A este propósito, a agência Zenit, que evoca estes factos, cita o Pe. Michel Remaud, director do Instituto Cristão de Estudos Judeus e de Literatura Hebraica de Jerusalém, o qual esclarece que «todo o debate suscitado por esta decisão se concentrou em uma palavra que não aparece no texto, ‘conversão’», e que «pedir a Deus que ilumine os corações é uma coisa, e pressionar as pessoas para tentar convencê-las é outra. A diferença é mais que de matiz».
Por isso, adianta a agência, o Pe. Remaud propõe este questionamento «mais fundamental»: se o cristão considera Jesus como «o Salvador de todos os homens» e expressa esta convicção em sua liturgia, pode-se impedir seu diálogo com quem não compartilha sua fé?

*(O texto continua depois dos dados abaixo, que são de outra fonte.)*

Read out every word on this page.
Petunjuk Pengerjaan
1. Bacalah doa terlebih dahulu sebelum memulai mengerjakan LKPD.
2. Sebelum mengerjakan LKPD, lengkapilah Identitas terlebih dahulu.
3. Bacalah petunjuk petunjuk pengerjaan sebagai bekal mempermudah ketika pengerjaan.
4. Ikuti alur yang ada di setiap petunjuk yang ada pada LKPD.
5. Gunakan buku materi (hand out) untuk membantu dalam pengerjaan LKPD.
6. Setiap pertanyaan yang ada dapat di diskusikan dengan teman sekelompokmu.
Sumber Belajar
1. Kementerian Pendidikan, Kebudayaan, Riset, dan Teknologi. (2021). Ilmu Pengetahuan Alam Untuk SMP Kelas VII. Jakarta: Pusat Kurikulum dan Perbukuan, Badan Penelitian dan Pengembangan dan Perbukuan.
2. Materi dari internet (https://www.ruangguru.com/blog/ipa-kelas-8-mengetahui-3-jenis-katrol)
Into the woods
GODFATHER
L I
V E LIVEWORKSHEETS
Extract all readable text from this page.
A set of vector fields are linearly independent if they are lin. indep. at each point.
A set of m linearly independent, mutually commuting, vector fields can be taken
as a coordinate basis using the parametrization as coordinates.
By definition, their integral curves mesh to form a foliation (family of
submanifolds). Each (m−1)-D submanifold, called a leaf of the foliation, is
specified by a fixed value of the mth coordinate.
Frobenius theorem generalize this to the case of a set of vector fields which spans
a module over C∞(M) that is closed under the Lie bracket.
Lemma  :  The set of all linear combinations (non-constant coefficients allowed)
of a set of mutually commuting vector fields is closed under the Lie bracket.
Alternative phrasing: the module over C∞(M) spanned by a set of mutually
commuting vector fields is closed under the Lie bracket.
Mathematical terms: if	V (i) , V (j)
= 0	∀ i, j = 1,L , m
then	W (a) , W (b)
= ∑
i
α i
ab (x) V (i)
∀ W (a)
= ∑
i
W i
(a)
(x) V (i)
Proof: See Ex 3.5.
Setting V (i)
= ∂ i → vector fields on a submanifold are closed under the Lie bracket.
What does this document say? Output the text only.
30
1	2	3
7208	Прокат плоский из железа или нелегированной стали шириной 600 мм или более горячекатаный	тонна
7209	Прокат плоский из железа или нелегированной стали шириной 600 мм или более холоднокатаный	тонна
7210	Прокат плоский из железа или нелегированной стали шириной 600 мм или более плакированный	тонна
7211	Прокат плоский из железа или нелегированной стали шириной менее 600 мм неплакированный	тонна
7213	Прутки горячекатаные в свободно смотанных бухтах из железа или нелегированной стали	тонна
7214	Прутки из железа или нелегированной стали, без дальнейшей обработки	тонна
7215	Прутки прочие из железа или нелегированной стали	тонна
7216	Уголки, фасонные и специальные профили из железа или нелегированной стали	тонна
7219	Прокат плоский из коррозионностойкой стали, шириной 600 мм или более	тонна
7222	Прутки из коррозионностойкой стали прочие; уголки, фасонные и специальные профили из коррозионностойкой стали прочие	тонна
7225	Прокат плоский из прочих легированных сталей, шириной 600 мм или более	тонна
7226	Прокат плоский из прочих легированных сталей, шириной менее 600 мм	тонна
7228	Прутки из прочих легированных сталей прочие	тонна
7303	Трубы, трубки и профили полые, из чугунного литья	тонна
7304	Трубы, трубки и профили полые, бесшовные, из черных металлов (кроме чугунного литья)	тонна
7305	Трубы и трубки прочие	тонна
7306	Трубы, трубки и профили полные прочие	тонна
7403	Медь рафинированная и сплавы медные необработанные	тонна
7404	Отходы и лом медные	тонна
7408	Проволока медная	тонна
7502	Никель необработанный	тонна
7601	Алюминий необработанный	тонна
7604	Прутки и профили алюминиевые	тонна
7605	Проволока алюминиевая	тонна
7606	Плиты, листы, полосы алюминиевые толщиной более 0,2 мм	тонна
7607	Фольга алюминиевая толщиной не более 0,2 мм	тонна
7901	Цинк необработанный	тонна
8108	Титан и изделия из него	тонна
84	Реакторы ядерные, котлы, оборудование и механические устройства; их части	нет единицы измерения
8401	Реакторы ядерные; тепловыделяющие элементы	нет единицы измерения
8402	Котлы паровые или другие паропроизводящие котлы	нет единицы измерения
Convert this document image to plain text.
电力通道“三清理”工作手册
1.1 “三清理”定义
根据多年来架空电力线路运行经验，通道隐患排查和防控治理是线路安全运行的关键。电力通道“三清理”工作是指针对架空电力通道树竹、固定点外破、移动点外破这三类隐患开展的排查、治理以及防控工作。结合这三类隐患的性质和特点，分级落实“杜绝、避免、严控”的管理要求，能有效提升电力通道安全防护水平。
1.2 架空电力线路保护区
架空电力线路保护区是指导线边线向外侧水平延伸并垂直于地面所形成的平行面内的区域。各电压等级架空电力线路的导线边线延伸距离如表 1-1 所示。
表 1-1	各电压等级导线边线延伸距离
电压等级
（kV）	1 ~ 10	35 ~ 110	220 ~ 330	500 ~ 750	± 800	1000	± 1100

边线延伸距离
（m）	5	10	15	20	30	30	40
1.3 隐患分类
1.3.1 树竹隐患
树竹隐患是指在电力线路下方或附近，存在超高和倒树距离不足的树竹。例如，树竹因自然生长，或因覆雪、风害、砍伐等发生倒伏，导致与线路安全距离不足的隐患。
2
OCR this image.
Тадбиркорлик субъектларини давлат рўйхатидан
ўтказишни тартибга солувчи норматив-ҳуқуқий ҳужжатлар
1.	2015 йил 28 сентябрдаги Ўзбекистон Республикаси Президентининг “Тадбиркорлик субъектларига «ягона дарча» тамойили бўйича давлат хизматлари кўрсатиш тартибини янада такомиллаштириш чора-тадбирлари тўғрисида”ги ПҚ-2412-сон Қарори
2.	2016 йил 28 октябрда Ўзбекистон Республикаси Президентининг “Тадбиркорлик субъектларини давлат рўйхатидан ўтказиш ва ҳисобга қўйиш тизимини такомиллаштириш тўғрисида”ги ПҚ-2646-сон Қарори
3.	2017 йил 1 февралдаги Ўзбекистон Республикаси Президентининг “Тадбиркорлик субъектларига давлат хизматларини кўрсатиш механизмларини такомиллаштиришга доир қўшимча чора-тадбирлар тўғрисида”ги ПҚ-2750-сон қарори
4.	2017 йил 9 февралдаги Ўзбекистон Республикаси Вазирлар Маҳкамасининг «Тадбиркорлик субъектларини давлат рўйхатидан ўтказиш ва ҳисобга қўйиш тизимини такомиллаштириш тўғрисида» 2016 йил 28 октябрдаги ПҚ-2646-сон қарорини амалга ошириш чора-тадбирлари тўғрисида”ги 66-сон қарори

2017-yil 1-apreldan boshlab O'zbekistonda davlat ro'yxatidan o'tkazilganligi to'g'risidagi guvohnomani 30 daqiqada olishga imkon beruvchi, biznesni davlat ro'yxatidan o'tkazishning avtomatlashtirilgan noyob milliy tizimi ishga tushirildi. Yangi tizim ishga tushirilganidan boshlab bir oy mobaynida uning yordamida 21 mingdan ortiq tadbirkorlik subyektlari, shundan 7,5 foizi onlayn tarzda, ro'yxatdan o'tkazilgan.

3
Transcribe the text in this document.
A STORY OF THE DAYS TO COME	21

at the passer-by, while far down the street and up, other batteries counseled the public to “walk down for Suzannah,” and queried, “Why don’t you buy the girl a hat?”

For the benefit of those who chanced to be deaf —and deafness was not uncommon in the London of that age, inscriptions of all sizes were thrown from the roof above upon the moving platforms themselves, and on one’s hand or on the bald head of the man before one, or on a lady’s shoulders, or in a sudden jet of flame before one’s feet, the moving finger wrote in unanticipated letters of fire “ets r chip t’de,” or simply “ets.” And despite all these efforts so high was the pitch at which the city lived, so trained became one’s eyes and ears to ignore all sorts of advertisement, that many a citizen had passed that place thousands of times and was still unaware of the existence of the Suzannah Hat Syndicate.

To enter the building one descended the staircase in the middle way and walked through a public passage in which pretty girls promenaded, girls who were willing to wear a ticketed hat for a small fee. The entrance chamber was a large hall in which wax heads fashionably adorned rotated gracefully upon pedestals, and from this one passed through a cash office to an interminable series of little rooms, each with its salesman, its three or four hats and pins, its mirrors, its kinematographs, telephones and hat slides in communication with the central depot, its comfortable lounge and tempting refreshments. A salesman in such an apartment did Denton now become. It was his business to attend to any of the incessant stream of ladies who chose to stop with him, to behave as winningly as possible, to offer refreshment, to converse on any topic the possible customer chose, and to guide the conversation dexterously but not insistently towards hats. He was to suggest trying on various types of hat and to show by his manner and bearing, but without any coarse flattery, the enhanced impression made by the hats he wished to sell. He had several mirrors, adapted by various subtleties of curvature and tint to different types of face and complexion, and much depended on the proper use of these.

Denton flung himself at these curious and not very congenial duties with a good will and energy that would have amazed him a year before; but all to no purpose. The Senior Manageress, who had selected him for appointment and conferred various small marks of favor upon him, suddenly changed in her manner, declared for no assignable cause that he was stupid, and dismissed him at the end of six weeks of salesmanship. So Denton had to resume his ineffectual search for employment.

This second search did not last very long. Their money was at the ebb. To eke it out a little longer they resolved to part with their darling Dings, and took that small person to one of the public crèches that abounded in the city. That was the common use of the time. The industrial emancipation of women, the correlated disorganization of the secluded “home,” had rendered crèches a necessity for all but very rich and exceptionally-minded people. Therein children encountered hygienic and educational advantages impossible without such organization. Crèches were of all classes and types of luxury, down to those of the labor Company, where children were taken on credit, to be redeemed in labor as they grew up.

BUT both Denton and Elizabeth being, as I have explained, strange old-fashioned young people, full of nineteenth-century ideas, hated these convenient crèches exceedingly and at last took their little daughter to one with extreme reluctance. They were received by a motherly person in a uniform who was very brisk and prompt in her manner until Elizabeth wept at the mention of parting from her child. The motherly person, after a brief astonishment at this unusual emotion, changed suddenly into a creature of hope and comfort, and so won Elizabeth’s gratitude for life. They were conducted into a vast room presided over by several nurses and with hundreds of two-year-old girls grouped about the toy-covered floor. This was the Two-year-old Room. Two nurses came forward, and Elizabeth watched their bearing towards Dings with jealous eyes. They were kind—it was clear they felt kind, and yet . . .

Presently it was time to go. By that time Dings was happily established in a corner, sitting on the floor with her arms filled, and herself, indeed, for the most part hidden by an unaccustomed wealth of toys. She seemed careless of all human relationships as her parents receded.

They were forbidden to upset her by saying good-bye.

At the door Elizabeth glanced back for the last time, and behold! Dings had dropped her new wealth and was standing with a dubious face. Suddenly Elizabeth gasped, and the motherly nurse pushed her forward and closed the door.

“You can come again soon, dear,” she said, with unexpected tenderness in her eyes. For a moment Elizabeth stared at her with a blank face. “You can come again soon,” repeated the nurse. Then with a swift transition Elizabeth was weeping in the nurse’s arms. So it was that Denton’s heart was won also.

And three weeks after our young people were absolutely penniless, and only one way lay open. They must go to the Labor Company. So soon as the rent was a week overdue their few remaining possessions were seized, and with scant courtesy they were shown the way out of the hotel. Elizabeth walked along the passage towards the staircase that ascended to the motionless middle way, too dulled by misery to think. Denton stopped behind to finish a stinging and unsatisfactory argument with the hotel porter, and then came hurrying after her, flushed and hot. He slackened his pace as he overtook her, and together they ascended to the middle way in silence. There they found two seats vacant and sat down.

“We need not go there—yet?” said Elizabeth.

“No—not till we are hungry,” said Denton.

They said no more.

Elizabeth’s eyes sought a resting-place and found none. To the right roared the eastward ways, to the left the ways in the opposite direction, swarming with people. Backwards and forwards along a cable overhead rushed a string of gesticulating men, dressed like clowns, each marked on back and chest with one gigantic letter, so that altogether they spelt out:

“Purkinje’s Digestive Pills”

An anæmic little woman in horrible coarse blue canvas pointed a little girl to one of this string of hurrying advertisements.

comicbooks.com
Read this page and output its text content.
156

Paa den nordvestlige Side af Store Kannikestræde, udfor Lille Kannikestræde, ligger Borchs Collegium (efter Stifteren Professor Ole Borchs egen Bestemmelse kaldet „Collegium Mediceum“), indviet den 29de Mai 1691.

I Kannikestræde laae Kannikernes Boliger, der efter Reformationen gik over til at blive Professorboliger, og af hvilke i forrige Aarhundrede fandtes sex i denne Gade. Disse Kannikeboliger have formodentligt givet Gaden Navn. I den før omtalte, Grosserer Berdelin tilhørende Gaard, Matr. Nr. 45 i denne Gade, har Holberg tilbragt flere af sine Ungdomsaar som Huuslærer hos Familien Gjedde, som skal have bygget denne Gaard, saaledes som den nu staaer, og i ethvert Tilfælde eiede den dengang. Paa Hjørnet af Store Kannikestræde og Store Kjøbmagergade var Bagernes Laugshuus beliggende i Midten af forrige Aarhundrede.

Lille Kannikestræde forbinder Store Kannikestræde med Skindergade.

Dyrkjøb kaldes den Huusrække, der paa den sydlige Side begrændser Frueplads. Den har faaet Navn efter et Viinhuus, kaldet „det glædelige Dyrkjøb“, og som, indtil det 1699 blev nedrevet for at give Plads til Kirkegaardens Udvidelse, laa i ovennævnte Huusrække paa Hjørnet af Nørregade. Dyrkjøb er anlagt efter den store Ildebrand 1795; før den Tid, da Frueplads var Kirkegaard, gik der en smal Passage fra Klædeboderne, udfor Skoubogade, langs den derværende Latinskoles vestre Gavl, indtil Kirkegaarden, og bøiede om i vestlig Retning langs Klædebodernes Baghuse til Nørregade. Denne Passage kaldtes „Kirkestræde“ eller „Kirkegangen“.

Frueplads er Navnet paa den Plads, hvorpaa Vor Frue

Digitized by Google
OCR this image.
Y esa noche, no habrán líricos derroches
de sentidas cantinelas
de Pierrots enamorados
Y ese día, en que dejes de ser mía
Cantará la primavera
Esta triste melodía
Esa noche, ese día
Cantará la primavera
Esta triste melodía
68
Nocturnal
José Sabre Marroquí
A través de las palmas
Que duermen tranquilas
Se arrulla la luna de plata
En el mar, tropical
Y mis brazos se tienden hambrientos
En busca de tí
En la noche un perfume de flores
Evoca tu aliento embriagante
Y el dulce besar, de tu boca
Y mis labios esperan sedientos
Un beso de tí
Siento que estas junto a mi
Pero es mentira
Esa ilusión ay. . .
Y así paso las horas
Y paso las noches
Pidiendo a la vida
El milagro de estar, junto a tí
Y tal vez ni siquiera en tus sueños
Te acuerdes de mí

A leitura que Zenit faz esquece que durante séculos os judeus foram considerados, nos meios católicos como "pérfidos", precisamente por lhes ser imputada a morte de Jesus. Este dado estava profundamente enraizado na cultura católica e não é por acaso que, entre outros, o Abade de Baçal, nas suas Memórias Arqueológico-Históricas do Distrito de Bragança, tenha sentido necessidade de dedicar perto de uma centena de páginas a desmontar os argumentos contra os judeus. A História de Portugal (e não só de Portugal) é, de resto, rica em factos, muitos deles tenebrosos, de perseguição e expulsão.
Contudo, os comentários do director do Instituto Cristão de Estudos Judeus e de Literatura Hebraica de Jerusalém suscitam reflexões várias, que podem ser consideradas relevantes para o diálogo inter-religioso, especialmente numa semana voltada para a unidade dos cristãos.
Se os cristãos consideram Cristo «o Salvador de todos os homens», isso significa que também salva os judeus, tal como os muçulmanos, os hindus, os ateus, os indiferentes às religiões... Porquê, então, direccionar a oração para os judeus? Não será ainda um vestígio do velho parti-pris?
«Pedir a Deus que ilumine os corações é uma coisa, e pressionar as pessoas para tentar convencê-las é outra. A diferença é mais que de matiz», observa o P. Remaud. Mas porque havemos de pedir a Deus que ilumine uns corações em especial? E os nossos próprios corações? E que dizer daqueles que têm o seu próprio «o Salvador de todos os homens» e que talvez também tenham o direito de pedir a Deus que nos ilumine?
Está visto que esta construção só se aguenta se considerarmos que a verdade está do nosso lado e que a única possibilidade de verdade do outro reside na convergência para a nossa verdade.
Quem acredita que Jesus é "o caminho, a verdade e a vida" deveria acreditar também que esse caminho vale por si, se manifesta num verdadeiro encontro que reconhece a alteridade do outro. É esse outro que, a partir da sua história, das suas buscas e dos seus encontros, haverá de descobrir o caminho que quer percorrer. O sinal de Deus que os cristãos são para ele pode ser um facto que venha a desabrochar e a adquirir significado na sua vida. E vice-versa. Essa é a riqueza dos filhos de Deus.
Não julgo que isto seja relativismo. Como pode sê-lo se radica numa atitude de escuta e de caminho com o outro?